The Founders envisioned an extremely weak criminal justice system, especially for "their class of people." Defendants were given extremely strong protections, and convictions were the exception, not the rule.
The Founders were more concerned about facing a duel than a criminal conviction.
So they added other mechanisms for presidential accountability: impeachment, elections, and the weakness of the office.
These other mechanisms have become weaker and weaker, while the criminal justice system has become stronger and stronger.
Impeachment's happen, but not Senate convictions. The political parties have created a duopoloy on power which allow them to run weak candidates. Congress is less and less willing to hold presidents of their own party accountable. Dueling is prohibited not just criminally, but constitionally in most states.

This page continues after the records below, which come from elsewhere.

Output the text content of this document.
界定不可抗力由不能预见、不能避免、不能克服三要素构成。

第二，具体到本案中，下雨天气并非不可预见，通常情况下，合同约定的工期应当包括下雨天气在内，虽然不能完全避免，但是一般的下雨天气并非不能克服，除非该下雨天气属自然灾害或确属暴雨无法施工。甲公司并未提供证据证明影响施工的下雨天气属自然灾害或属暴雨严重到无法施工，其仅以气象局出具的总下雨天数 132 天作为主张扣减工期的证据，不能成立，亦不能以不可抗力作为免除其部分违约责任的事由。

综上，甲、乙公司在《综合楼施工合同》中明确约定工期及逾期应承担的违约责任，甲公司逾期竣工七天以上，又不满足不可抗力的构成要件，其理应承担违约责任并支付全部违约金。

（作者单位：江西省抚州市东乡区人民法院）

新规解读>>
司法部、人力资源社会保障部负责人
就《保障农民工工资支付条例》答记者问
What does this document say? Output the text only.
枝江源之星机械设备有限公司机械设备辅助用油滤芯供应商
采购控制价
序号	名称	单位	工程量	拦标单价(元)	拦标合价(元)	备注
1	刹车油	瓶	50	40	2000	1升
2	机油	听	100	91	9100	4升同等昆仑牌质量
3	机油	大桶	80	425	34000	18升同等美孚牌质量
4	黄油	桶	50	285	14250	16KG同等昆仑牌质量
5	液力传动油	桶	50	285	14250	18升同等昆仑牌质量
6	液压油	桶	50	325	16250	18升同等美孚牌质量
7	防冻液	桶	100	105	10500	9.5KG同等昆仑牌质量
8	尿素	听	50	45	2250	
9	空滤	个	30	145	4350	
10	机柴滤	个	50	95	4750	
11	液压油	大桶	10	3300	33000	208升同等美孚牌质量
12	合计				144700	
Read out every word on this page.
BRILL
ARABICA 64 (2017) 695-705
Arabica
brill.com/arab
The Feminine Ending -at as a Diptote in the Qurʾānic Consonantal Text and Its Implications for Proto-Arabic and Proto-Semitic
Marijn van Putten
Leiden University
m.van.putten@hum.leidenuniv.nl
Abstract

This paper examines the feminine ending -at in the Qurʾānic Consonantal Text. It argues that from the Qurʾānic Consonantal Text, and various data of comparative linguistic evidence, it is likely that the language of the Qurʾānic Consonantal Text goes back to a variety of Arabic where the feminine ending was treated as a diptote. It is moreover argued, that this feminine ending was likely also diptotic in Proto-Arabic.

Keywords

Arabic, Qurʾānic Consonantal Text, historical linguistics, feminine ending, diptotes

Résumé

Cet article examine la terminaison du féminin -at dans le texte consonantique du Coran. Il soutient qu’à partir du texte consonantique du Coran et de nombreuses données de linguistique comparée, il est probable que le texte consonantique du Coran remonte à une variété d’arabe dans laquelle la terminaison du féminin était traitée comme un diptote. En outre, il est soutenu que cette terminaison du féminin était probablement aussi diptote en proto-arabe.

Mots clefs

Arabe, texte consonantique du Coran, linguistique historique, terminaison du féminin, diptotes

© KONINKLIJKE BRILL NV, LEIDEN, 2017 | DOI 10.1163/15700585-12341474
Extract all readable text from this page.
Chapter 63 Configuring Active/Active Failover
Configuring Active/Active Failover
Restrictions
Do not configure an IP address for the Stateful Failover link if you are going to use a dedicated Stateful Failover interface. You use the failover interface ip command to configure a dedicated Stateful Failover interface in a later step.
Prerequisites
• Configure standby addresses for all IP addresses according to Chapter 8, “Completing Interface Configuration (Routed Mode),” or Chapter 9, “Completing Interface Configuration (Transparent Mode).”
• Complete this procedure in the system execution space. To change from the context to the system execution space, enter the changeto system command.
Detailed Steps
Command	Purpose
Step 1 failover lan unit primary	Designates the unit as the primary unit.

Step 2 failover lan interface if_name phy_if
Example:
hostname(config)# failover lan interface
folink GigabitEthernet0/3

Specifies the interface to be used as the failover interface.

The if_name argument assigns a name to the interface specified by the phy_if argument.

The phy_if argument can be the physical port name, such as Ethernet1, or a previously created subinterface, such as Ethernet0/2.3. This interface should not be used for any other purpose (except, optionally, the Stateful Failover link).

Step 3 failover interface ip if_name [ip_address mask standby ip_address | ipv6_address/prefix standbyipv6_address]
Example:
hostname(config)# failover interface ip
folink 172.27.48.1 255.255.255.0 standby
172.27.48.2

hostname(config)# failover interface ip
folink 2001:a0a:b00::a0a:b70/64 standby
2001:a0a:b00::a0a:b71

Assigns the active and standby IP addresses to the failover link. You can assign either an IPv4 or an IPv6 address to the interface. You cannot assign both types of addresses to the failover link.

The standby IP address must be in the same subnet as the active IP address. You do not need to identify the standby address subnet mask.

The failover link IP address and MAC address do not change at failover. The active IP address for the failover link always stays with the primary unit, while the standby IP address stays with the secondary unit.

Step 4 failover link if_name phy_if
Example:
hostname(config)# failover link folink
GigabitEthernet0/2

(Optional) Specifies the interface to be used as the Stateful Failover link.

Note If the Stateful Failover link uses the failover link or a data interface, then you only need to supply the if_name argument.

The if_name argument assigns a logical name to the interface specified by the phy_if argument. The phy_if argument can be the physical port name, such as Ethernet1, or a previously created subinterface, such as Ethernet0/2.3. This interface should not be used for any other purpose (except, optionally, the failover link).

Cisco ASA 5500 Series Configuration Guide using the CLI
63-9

At the same time the criminal justice system is becoming more and more powerful. Convictions are in the high 90%. Juries are very weak and at the mercy of powerful prosecutors.
The Constitution simply didn't envision a situation where the criminal justice system is more likley to hold someone accountable than an election or Congress.
Impeachment, elections, and duels no longer deter bad conduct. Convictions do.
So we have an edge case: a system that can only hold an ex-President accountable via a criminal charge.
Edge cases are weird. They create "sometimes it works and sometimes it doesn't" situations. And that's where we are now.